How strong were the gains off the bottom?
From March 23, 2020 to the close of the 2Q 2020 period on June 30, 2020, the S&P 500 rallied +38.57%. As stock prices skyrocketed, economic growth declined, and unemployment rose at levels not seen since the Great Depression.
This combination of awful economic data and rising stock prices led many to erroneously believe the stock market had become disconnected from reality. While there is a level of truth to this, it is important to remind ourselves that the market and the economy can and will at times move opposite one another. Stock prices reflect expectations of what is going to happen and discount a company’s future earnings and cash flows back to a price today. What is currently happening in the economy, or to any company, is generally irrelevant for stock prices.
In our 1Q 2020 commentary, we anticipated that economic data would “fall off a cliff.” The market accounted for this in the 1Q 2020 period when the S&P 500 declined 34% from February 19, 2020 to March 23, 2020. As such, there was never a disconnect from reality within stock prices. The strong gains during the 2Q 2020 period are reflective of the expectation of improving economic conditions ahead. Confirmation of this can be seen in the early 2Q 2020 reporters within the S&P 500 that released financial results during the month of June. Collectively, those early 2Q 2020 reporters have had the best changes to their earnings expectations we have measured in any quarter over the past ten years. Turning a light switch off on the economy and then flipping it back on can do that.
What about bonds?
10yr U.S. Treasuries began the year with a yield of 1.92%. By the end of the 1Q 2020, the yield dropped to 0.70%. At the end of the 2Q 2020, the yield was 0.66%. This means global investors, especially during the 1Q 2020 period, became so fearful they ran into the safety of bonds willing to lock in an interest rate below 1% for the next ten years.
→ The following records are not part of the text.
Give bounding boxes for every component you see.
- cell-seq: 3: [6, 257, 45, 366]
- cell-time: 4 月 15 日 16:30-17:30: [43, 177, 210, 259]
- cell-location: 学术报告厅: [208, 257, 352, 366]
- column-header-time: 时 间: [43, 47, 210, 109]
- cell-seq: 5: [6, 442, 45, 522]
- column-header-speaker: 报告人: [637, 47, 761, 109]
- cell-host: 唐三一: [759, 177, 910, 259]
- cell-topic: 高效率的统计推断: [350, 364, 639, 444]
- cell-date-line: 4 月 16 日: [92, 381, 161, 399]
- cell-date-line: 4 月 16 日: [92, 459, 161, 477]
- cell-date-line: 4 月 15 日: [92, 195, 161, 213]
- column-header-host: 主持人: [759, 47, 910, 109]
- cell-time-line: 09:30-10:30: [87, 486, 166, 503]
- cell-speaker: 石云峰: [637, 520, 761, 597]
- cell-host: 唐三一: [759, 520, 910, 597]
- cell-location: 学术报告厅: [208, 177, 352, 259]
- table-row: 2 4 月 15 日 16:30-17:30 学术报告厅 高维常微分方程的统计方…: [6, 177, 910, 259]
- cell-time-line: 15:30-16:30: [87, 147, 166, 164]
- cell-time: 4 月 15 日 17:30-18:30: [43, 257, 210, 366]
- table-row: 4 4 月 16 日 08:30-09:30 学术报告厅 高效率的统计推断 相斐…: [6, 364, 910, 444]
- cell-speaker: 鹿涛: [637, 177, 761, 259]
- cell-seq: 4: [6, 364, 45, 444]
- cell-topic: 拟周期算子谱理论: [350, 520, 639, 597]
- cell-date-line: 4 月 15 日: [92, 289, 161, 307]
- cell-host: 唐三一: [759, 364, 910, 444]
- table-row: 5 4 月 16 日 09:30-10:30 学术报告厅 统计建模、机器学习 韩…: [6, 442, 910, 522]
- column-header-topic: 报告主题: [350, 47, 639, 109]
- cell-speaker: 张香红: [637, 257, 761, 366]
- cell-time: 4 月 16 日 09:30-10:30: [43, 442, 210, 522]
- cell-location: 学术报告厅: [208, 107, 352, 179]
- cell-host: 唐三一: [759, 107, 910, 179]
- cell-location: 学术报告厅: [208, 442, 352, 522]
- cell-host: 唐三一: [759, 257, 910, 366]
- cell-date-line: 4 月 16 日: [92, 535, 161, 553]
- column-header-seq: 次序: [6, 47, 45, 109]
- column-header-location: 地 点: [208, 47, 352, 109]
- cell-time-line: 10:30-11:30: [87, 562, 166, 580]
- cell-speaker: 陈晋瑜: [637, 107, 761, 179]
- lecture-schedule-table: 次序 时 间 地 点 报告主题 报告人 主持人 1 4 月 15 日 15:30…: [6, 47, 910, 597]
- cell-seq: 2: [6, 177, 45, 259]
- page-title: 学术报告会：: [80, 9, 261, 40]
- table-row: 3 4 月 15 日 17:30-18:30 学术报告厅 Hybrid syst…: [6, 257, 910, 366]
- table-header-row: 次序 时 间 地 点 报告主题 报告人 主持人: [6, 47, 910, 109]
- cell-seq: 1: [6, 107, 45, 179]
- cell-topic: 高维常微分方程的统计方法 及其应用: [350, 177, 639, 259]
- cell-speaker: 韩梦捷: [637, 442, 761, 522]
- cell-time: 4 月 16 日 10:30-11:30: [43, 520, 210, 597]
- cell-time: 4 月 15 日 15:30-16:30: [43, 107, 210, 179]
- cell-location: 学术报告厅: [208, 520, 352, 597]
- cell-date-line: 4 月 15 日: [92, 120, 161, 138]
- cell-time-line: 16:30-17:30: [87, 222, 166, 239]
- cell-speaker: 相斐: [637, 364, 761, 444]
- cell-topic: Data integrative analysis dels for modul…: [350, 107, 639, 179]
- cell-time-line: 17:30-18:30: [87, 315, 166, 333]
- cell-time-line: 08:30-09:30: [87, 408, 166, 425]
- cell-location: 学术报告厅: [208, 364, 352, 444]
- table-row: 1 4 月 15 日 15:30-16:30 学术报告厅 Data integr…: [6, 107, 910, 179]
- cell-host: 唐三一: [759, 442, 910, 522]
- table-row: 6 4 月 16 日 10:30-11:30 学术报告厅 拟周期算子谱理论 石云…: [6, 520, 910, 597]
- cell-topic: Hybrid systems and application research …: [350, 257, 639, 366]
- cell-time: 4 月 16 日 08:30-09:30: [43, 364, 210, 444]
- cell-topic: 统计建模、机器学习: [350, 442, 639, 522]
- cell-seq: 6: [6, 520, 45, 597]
This should reinforce how much fear there remains in financial markets. Perhaps with COVID-19 cases spiking across the south, investors remain wary that a second wave of business closures could come. If so, that would be detrimental to future earnings and likely lead to lower stock prices. On the positive side, mortgage rates are at historical lows and there has never been a better time for borrowers to refinance.
Outlook for 3Q 2020:
We expect poor economic growth for the remainder of the year, possibly longer. The good news is that the market also anticipates this and will have factored it into prices many months ago. The key will be the economic data getting “less bad” through year end. Remember, less bad is not the same as good, but is an improvement. Under improving economic conditions, it is plausible that stocks hit new all-time highs before year end. Based on this, we continue to favor risk adjusted stock exposure at this time.
The biggest wildcard remains COVID-19. If the death rate accelerates, then the odds of a second wave of business closures increase. This would be terrible for future earnings and stock prices. Unfortunately, there are already indications that both of these are happening. We are monitoring the virus statistics and all the other pertinent data for financial markets very closely.